Allows Stata operations on Julia DataFrames by exporting it to Stata, running a .do file, and re-importing the result into Julia. Requires a copy of Stata. Tested on OSX and Windows.
Using julia > 1.0:
pkg> add http://github.com/jmboehm/StataCall.jl.git
The package tries to detect your Stata executable automatically by seaching in the most common file paths (under OSX). If it does not find it, it expects you to pass it in the STATA_BIN
environment variable.
srand(1)
ENV["STATA_BIN"] = "C:\\Program Files (x86)\\Stata13\\StataMP-64.exe" # this is my location of the Stata executable
df = DataFrame(myint = Int64.(floor.(100.*rand(Float64, 10))), myfloat = rand(Float64, 10))
instructions = ["gen newvar1 = myint + myfloat";
"gen newvar2 = floor(_n/2)";
"bysort newvar2: egen newvar3 = mean(newvar1)"
]
dfOut = StataCall.stataCall(instructions, df)
The main function is stataCall()
. The full form is
stataCall(commands::Array{String,1},
dfIn::DataFrame,
retrieveData::Bool = true,
doNotEscapeCharacters::Bool = false,
quiet::Bool = false
)
commands
is a vector ofString
that is the series of statements that you want to pass to Stata.dfIn
is an (optional)DataFrame
that you want Stata to open before starting to execute thecommands
.retrieveData
is aBool
that says whether you want to retrieve the data after your last command. Iftrue
, it will be returned as aDataFrame
.doNotEscapeCharacters
is aBool
that determines whether the strings incommands
should be escaped.quiet
is aBool
that determines whether the Stata output should be suppressed if everything went well. If the script did not finish, output will be displayed.

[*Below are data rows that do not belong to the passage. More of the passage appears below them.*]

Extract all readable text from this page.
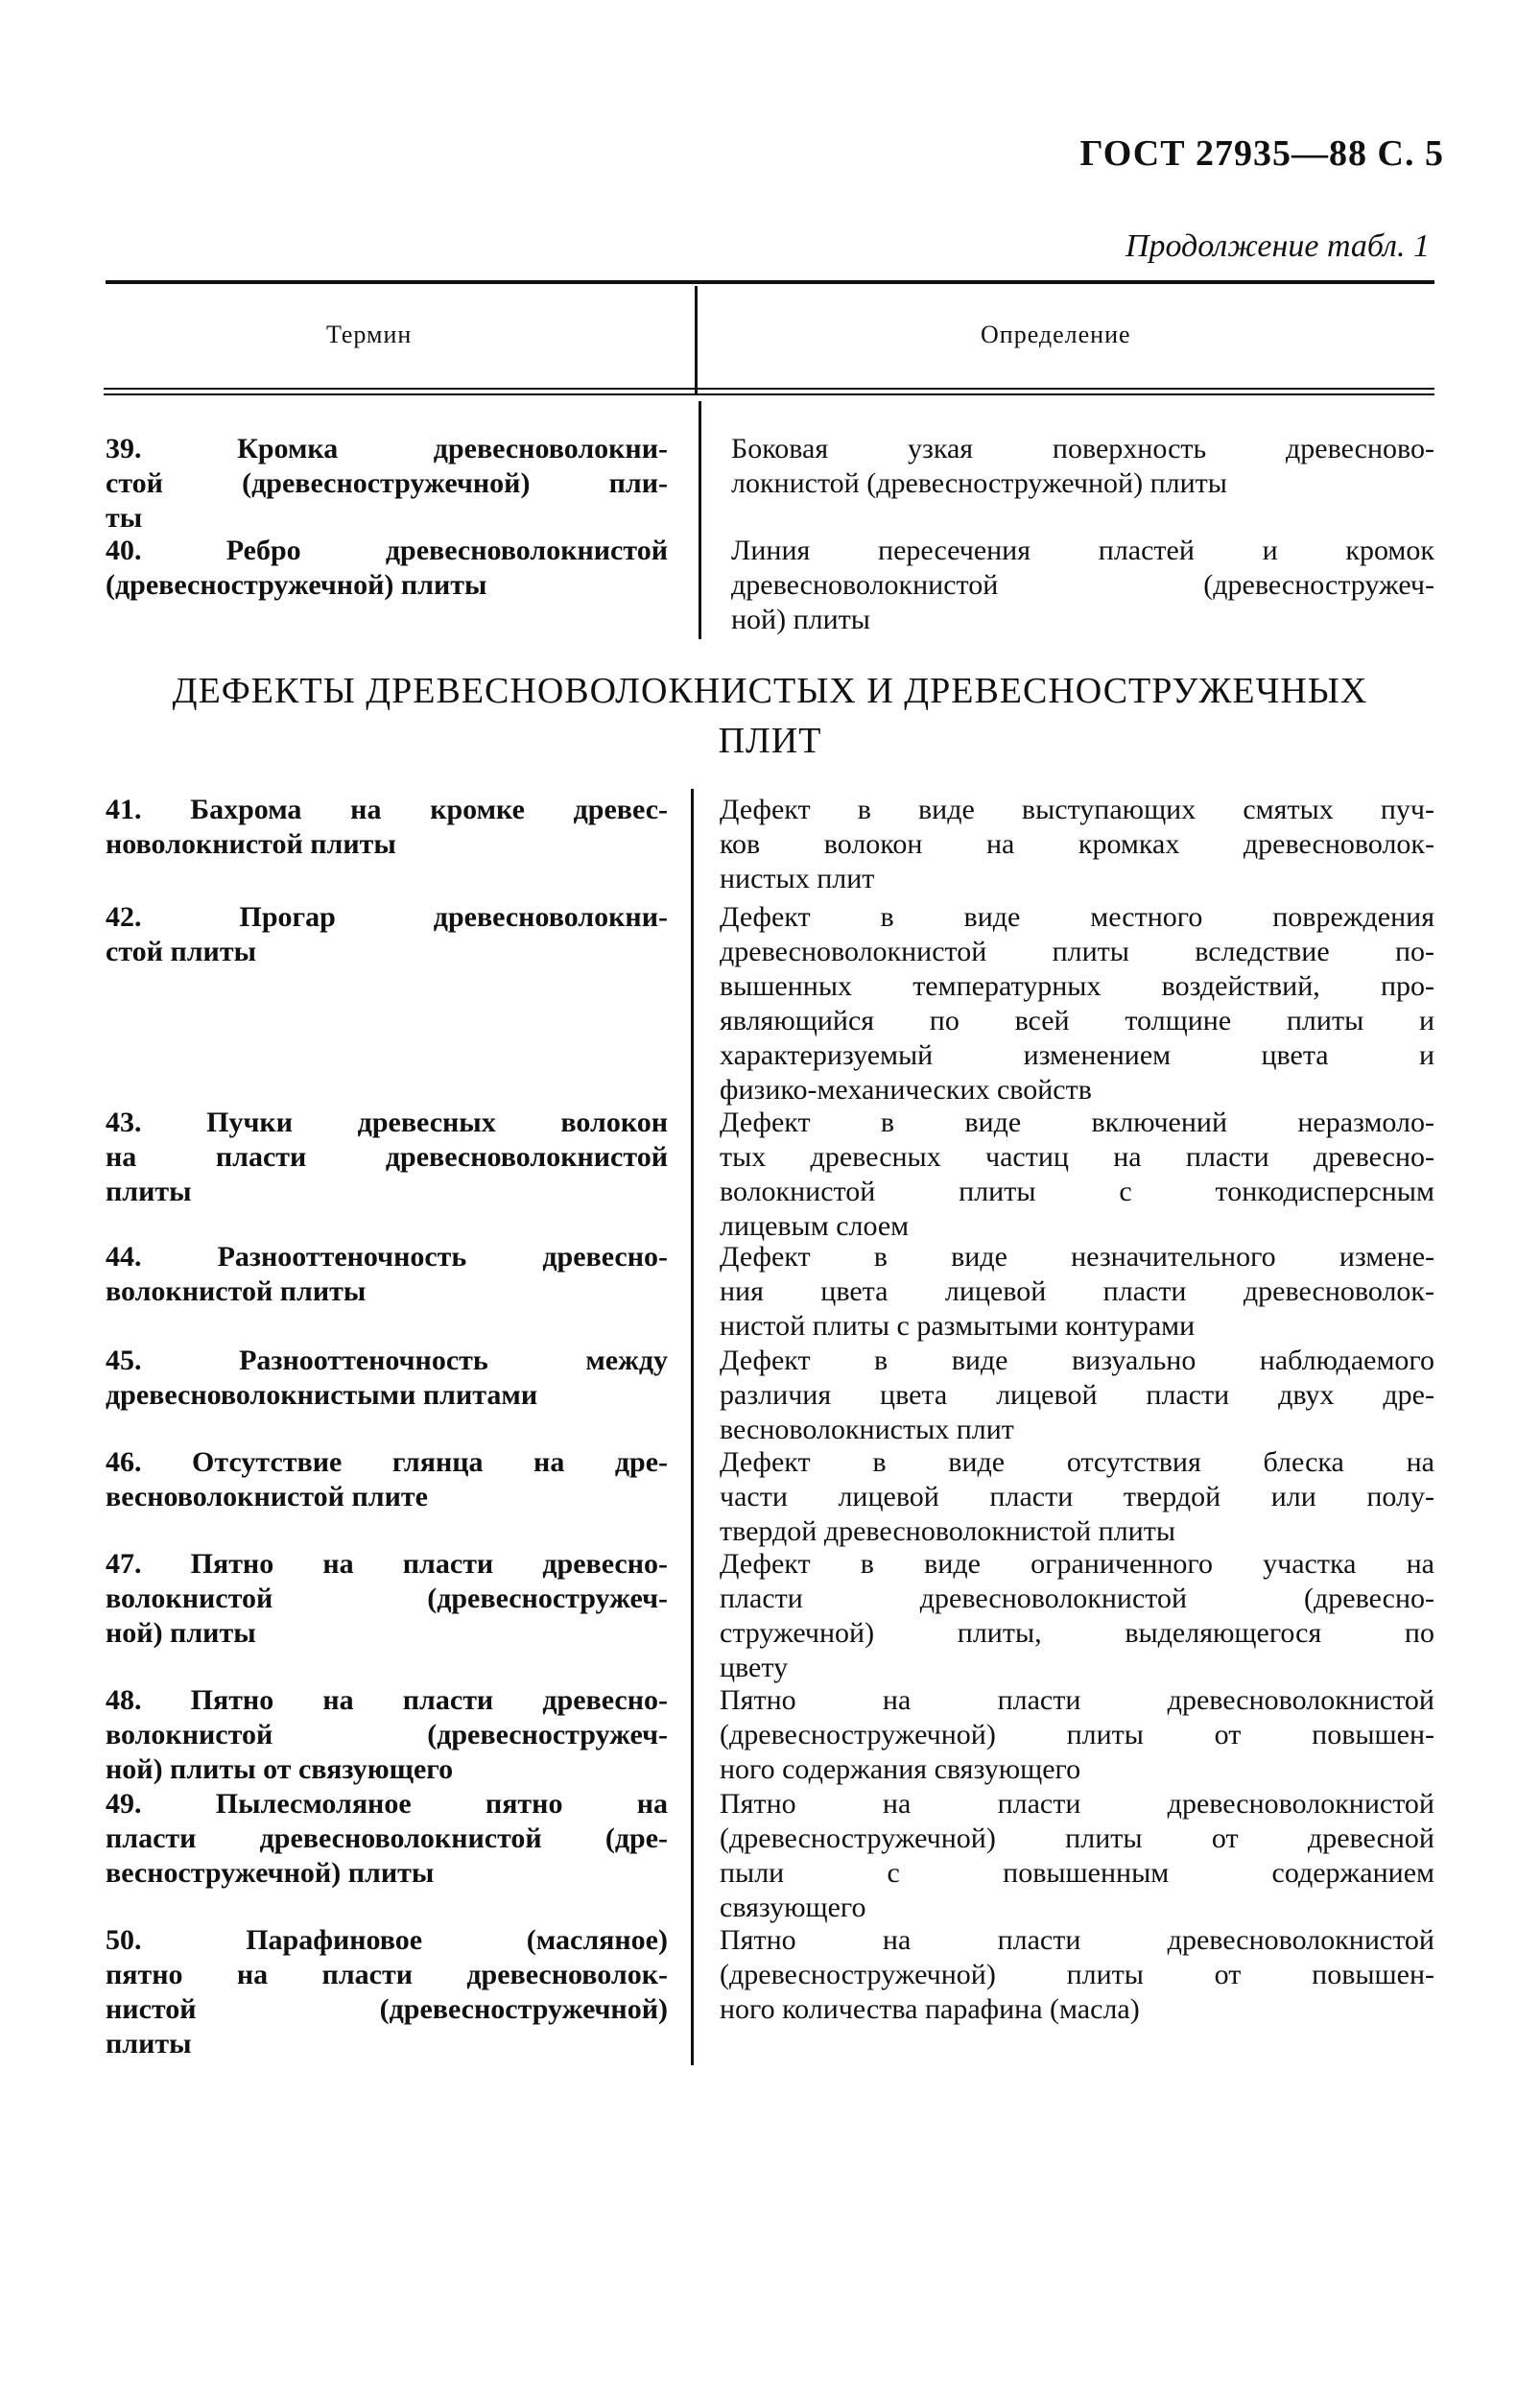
ГОСТ 27935—88 С. 5
Продолжение табл. 1
Термин	Определение
39. Кромка древесноволокни-
стой (древесностружечной) пли-
ты
Боковая узкая поверхность древесново-
локнистой (древесностружечной) плиты
40. Ребро древесноволокнистой
(древесностружечной) плиты
Линия пересечения пластей и кромок
древесноволокнистой (древесностружеч-
ной) плиты
ДЕФЕКТЫ ДРЕВЕСНОВОЛОКНИСТЫХ И ДРЕВЕСНОСТРУЖЕЧНЫХ
ПЛИТ
41. Бахрома на кромке древес-
новолокнистой плиты
Дефект в виде выступающих смятых пуч-
ков волокон на кромках древесноволок-
нистых плит
42. Прогар древесноволокни-
стой плиты
Дефект в виде местного повреждения
древесноволокнистой плиты вследствие по-
вышенных температурных воздействий, про-
являющийся по всей толщине плиты и
характеризуемый изменением цвета и
физико-механических свойств
43. Пучки древесных волокон
на пласти древесноволокнистой
плиты
Дефект в виде включений неразмоло-
тых древесных частиц на пласти древесно-
волокнистой плиты с тонкодисперсным
лицевым слоем
44. Разнооттеночность древесно-
волокнистой плиты
Дефект в виде незначительного измене-
ния цвета лицевой пласти древесноволок-
нистой плиты с размытыми контурами
45. Разнооттеночность между
древесноволокнистыми плитами
Дефект в виде визуально наблюдаемого
различия цвета лицевой пласти двух дре-
весноволокнистых плит
46. Отсутствие глянца на дре-
весноволокнистой плите
Дефект в виде отсутствия блеска на
части лицевой пласти твердой или полу-
твердой древесноволокнистой плиты
47. Пятно на пласти древесно-
волокнистой (древесностружеч-
ной) плиты
Дефект в виде ограниченного участка на
пласти древесноволокнистой (древесно-
стружечной) плиты, выделяющегося по
цвету
48. Пятно на пласти древесно-
волокнистой (древесностружеч-
ной) плиты от связующего
Пятно на пласти древесноволокнистой
(древесностружечной) плиты от повышен-
ного содержания связующего
49. Пылесмоляное пятно на
пласти древесноволокнистой (дре-
весностружечной) плиты
Пятно на пласти древесноволокнистой
(древесностружечной) плиты от древесной
пыли с повышенным содержанием
связующего
50. Парафиновое (масляное)
пятно на пласти древесноволок-
нистой (древесностружечной)
плиты
Пятно на пласти древесноволокнистой
(древесностружечной) плиты от повышен-
ного количества парафина (масла)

The function can also be called without the dfIn
argument, in which case it starts with an empty dataset.
- Log only the body of the Stata output, not headers and footers
- Handle Inf's in DataFrame
- Support Linux; have better way of finding Stata binary under Windows
- Better sync between Julia's variable types and Stata's
- Allow an interactive mode by creating a REPL in Stata and feeding it the commands from Julia. Might be slow because we can pass data only via the hard disk (except under Windows).